JUKE
JOINT
Postcard from the pandemic
April 20, 2020
To write just because the poet wants to write is natural, but to learn to see is a blessing.
– Linda Gregg, The Art of Finding
They say old white men can get away with anything,
so why am I surprised, middle of the morning,
to see a saggy-jowled man in a red jacket
pissing behind a shiny black BMW right there
on Reading not too far from Tennessee, his hands
invisible but fidgeting with something—
you can tell by how his elbows
flap up above the trunk of the car.
I am walking fast, a little faster after that.
I see things I never would have back
when I would steal away a sunny afternoon,
drive someplace pretty to walk.
It doesn’t matter anymore what the sky is doing;
me and my corona mask, we get out of the house.
Under the train trestle, where Tennessee turns into
Ross, still the same purple bra, new green weeds
pushing up through its straps,
and splayed against the concrete wall,
a peacock feather Mardi Gras mask
iridescent as that puddle of grease and pee.
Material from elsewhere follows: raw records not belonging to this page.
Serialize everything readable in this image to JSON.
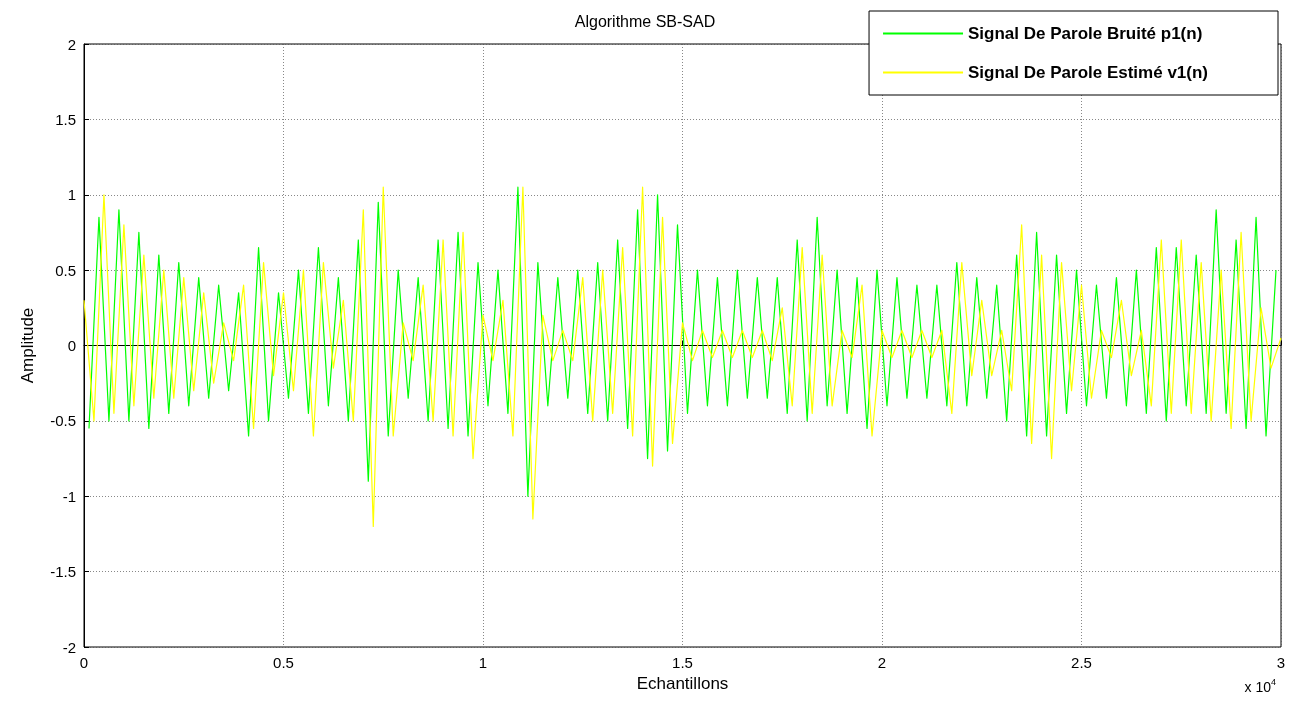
{
  "chart_data": {
    "type": "line",
    "title": "Algorithme SB-SAD",
    "xlabel": "Echantillons",
    "ylabel": "Amplitude",
    "annotations": [
      "x 10$^{4}$"
    ],
    "xlim": [
      0,
      3
    ],
    "xticks": [
      0,
      0.5,
      1,
      1.5,
      2,
      2.5,
      3
    ],
    "ylim": [
      -2,
      2
    ],
    "yticks": [
      -2,
      -1.5,
      -1,
      -0.5,
      0,
      0.5,
      1,
      1.5,
      2
    ],
    "grid": true,
    "legend": "top right",
    "marker": "none",
    "line_style": "solid",
    "series": [
      {
        "name": "Signal De Parole Bruité p1(n)",
        "color": "#00ff00",
        "x": [
          0.0125,
          0.0375,
          0.0625,
          0.0875,
          0.1125,
          0.1375,
          0.1625,
          0.1875,
          0.2125,
          0.2375,
          0.2625,
          0.2875,
          0.3125,
          0.3375,
          0.3625,
          0.3875,
          0.4125,
          0.4375,
          0.4625,
          0.4875,
          0.5125,
          0.5375,
          0.5625,
          0.5875,
          0.6125,
          0.6375,
          0.6625,
          0.6875,
          0.7125,
          0.7375,
          0.7625,
          0.7875,
          0.8125,
          0.8375,
          0.8625,
          0.8875,
          0.9125,
          0.9375,
          0.9625,
          0.9875,
          1.0125,
          1.0375,
          1.0625,
          1.0875,
          1.1125,
          1.1375,
          1.1625,
          1.1875,
          1.2125,
          1.2375,
          1.2625,
          1.2875,
          1.3125,
          1.3375,
          1.3625,
          1.3875,
          1.4125,
          1.4375,
          1.4625,
          1.4875,
          1.5125,
          1.5375,
          1.5625,
          1.5875,
          1.6125,
          1.6375,
          1.6625,
          1.6875,
          1.7125,
          1.7375,
          1.7625,
          1.7875,
          1.8125,
          1.8375,
          1.8625,
          1.8875,
          1.9125,
          1.9375,
          1.9625,
          1.9875,
          2.0125,
          2.0375,
          2.0625,
          2.0875,
          2.1125,
          2.1375,
          2.1625,
          2.1875,
          2.2125,
          2.2375,
          2.2625,
          2.2875,
          2.3125,
          2.3375,
          2.3625,
          2.3875,
          2.4125,
          2.4375,
          2.4625,
          2.4875,
          2.5125,
          2.5375,
          2.5625,
          2.5875,
          2.6125,
          2.6375,
          2.6625,
          2.6875,
          2.7125,
          2.7375,
          2.7625,
          2.7875,
          2.8125,
          2.8375,
          2.8625,
          2.8875,
          2.9125,
          2.9375,
          2.9625,
          2.9875
        ],
        "values": [
          -0.55,
          0.85,
          -0.5,
          0.9,
          -0.5,
          0.75,
          -0.55,
          0.6,
          -0.45,
          0.55,
          -0.4,
          0.45,
          -0.35,
          0.4,
          -0.3,
          0.35,
          -0.6,
          0.65,
          -0.5,
          0.35,
          -0.35,
          0.5,
          -0.45,
          0.65,
          -0.4,
          0.45,
          -0.5,
          0.7,
          -0.9,
          0.95,
          -0.6,
          0.5,
          -0.35,
          0.45,
          -0.5,
          0.7,
          -0.55,
          0.75,
          -0.6,
          0.55,
          -0.4,
          0.5,
          -0.45,
          1.05,
          -1.0,
          0.55,
          -0.4,
          0.45,
          -0.35,
          0.5,
          -0.45,
          0.55,
          -0.5,
          0.7,
          -0.55,
          0.9,
          -0.75,
          1.0,
          -0.7,
          0.8,
          -0.45,
          0.5,
          -0.4,
          0.45,
          -0.4,
          0.5,
          -0.35,
          0.45,
          -0.35,
          0.45,
          -0.45,
          0.7,
          -0.5,
          0.85,
          -0.4,
          0.5,
          -0.45,
          0.45,
          -0.55,
          0.5,
          -0.4,
          0.45,
          -0.35,
          0.4,
          -0.35,
          0.4,
          -0.4,
          0.55,
          -0.4,
          0.45,
          -0.35,
          0.4,
          -0.5,
          0.6,
          -0.6,
          0.75,
          -0.6,
          0.6,
          -0.45,
          0.5,
          -0.4,
          0.4,
          -0.35,
          0.45,
          -0.4,
          0.5,
          -0.45,
          0.65,
          -0.5,
          0.65,
          -0.4,
          0.6,
          -0.45,
          0.9,
          -0.45,
          0.7,
          -0.55,
          0.85,
          -0.6,
          0.5
        ]
      },
      {
        "name": "Signal De Parole Estimé v1(n)",
        "color": "#ffff00",
        "x": [
          0,
          0.025,
          0.05,
          0.075,
          0.1,
          0.125,
          0.15,
          0.175,
          0.2,
          0.225,
          0.25,
          0.275,
          0.3,
          0.325,
          0.35,
          0.375,
          0.4,
          0.425,
          0.45,
          0.475,
          0.5,
          0.525,
          0.55,
          0.575,
          0.6,
          0.625,
          0.65,
          0.675,
          0.7,
          0.725,
          0.75,
          0.775,
          0.8,
          0.825,
          0.85,
          0.875,
          0.9,
          0.925,
          0.95,
          0.975,
          1,
          1.025,
          1.05,
          1.075,
          1.1,
          1.125,
          1.15,
          1.175,
          1.2,
          1.225,
          1.25,
          1.275,
          1.3,
          1.325,
          1.35,
          1.375,
          1.4,
          1.425,
          1.45,
          1.475,
          1.5,
          1.525,
          1.55,
          1.575,
          1.6,
          1.625,
          1.65,
          1.675,
          1.7,
          1.725,
          1.75,
          1.775,
          1.8,
          1.825,
          1.85,
          1.875,
          1.9,
          1.925,
          1.95,
          1.975,
          2,
          2.025,
          2.05,
          2.075,
          2.1,
          2.125,
          2.15,
          2.175,
          2.2,
          2.225,
          2.25,
          2.275,
          2.3,
          2.325,
          2.35,
          2.375,
          2.4,
          2.425,
          2.45,
          2.475,
          2.5,
          2.525,
          2.55,
          2.575,
          2.6,
          2.625,
          2.65,
          2.675,
          2.7,
          2.725,
          2.75,
          2.775,
          2.8,
          2.825,
          2.85,
          2.875,
          2.9,
          2.925,
          2.95,
          2.975,
          3
        ],
        "values": [
          0.3,
          -0.5,
          1.0,
          -0.45,
          0.8,
          -0.4,
          0.6,
          -0.35,
          0.5,
          -0.35,
          0.45,
          -0.3,
          0.35,
          -0.25,
          0.15,
          -0.1,
          0.4,
          -0.55,
          0.55,
          -0.2,
          0.35,
          -0.3,
          0.5,
          -0.6,
          0.55,
          -0.15,
          0.3,
          -0.5,
          0.9,
          -1.2,
          1.05,
          -0.6,
          0.15,
          -0.1,
          0.4,
          -0.5,
          0.7,
          -0.6,
          0.75,
          -0.75,
          0.2,
          -0.1,
          0.3,
          -0.6,
          1.05,
          -1.15,
          0.2,
          -0.1,
          0.1,
          -0.1,
          0.45,
          -0.5,
          0.5,
          -0.45,
          0.65,
          -0.6,
          1.05,
          -0.8,
          0.85,
          -0.65,
          0.15,
          -0.1,
          0.1,
          -0.08,
          0.1,
          -0.08,
          0.1,
          -0.08,
          0.1,
          -0.1,
          0.25,
          -0.4,
          0.65,
          -0.45,
          0.6,
          -0.4,
          0.1,
          -0.08,
          0.4,
          -0.6,
          0.1,
          -0.08,
          0.1,
          -0.08,
          0.1,
          -0.08,
          0.1,
          -0.45,
          0.55,
          -0.2,
          0.3,
          -0.2,
          0.1,
          -0.3,
          0.8,
          -0.65,
          0.6,
          -0.75,
          0.55,
          -0.3,
          0.4,
          -0.35,
          0.1,
          -0.08,
          0.3,
          -0.2,
          0.1,
          -0.4,
          0.7,
          -0.45,
          0.7,
          -0.45,
          0.55,
          -0.5,
          0.5,
          -0.55,
          0.75,
          -0.5,
          0.25,
          -0.15,
          0.05
        ]
      }
    ]
  }
}
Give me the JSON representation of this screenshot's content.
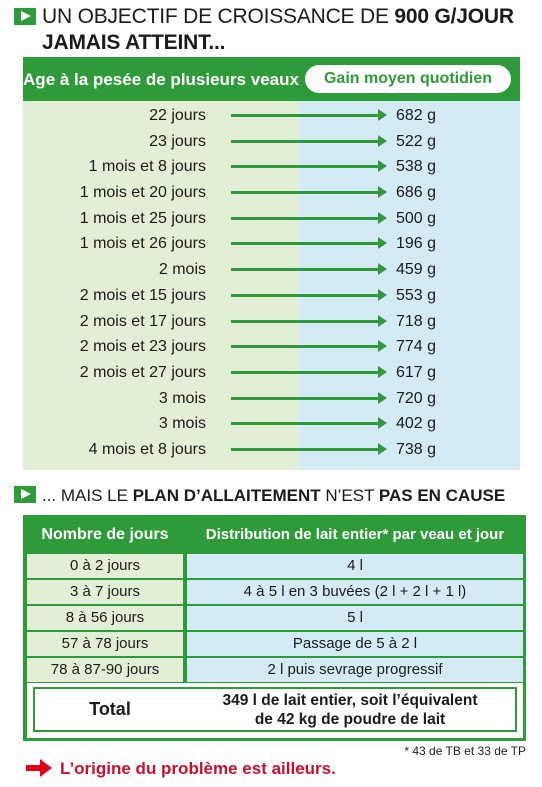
{
  "heading1": {
    "part1": "UN OBJECTIF DE CROISSANCE DE ",
    "bold1": "900 G/JOUR",
    "line2": "JAMAIS ATTEINT..."
  },
  "table1": {
    "header_left": "Age à la pesée de plusieurs veaux",
    "header_right": "Gain moyen quotidien",
    "rows": [
      {
        "age": "22 jours",
        "gain": "682 g"
      },
      {
        "age": "23 jours",
        "gain": "522 g"
      },
      {
        "age": "1 mois et 8 jours",
        "gain": "538 g"
      },
      {
        "age": "1 mois et 20 jours",
        "gain": "686 g"
      },
      {
        "age": "1 mois et 25 jours",
        "gain": "500 g"
      },
      {
        "age": "1 mois et 26 jours",
        "gain": "196 g"
      },
      {
        "age": "2 mois",
        "gain": "459 g"
      },
      {
        "age": "2 mois et 15 jours",
        "gain": "553 g"
      },
      {
        "age": "2 mois et 17 jours",
        "gain": "718 g"
      },
      {
        "age": "2 mois et 23 jours",
        "gain": "774 g"
      },
      {
        "age": "2 mois et 27 jours",
        "gain": "617 g"
      },
      {
        "age": "3 mois",
        "gain": "720 g"
      },
      {
        "age": "3 mois",
        "gain": "402 g"
      },
      {
        "age": "4 mois et 8 jours",
        "gain": "738 g"
      }
    ]
  },
  "heading2": {
    "p1": "... MAIS LE ",
    "b1": "PLAN D’ALLAITEMENT",
    "p2": " N’EST ",
    "b2": "PAS EN CAUSE"
  },
  "table2": {
    "header_left": "Nombre de jours",
    "header_right": "Distribution de lait entier* par veau et jour",
    "rows": [
      {
        "days": "0 à 2 jours",
        "distribution": "4 l"
      },
      {
        "days": "3 à 7 jours",
        "distribution": "4 à 5 l en 3 buvées (2 l + 2 l + 1 l)"
      },
      {
        "days": "8 à 56 jours",
        "distribution": "5 l"
      },
      {
        "days": "57 à 78 jours",
        "distribution": "Passage de 5 à 2 l"
      },
      {
        "days": "78 à 87-90 jours",
        "distribution": "2 l puis sevrage progressif"
      }
    ],
    "total_label": "Total",
    "total_line1": "349 l de lait entier, soit l’équivalent",
    "total_line2": "de 42 kg de poudre de lait"
  },
  "footnote": "* 43 de TB et 33 de TP",
  "conclusion": "L’origine du problème est ailleurs.",
  "colors": {
    "green": "#2f9a3a",
    "light_green": "#e3eed6",
    "light_blue": "#d4ebf6",
    "red": "#e2001a"
  }
}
Pauletta Hansel left Kentucky in 1979, but she didn’t get very far, and her poetry still lives there. Her seven poetry collections include Coal Town Photograph and Palindrome, winner of the 2017 Weatherford Award for Appalachian poetry. Her writing has been featured in Rattle, Still: The Journal, The Writer’s Almanac, American Life in Poetry, Verse Daily and Poetry Daily. Pauletta was Cincinnati’s first Poet Laureate (2016- 2018).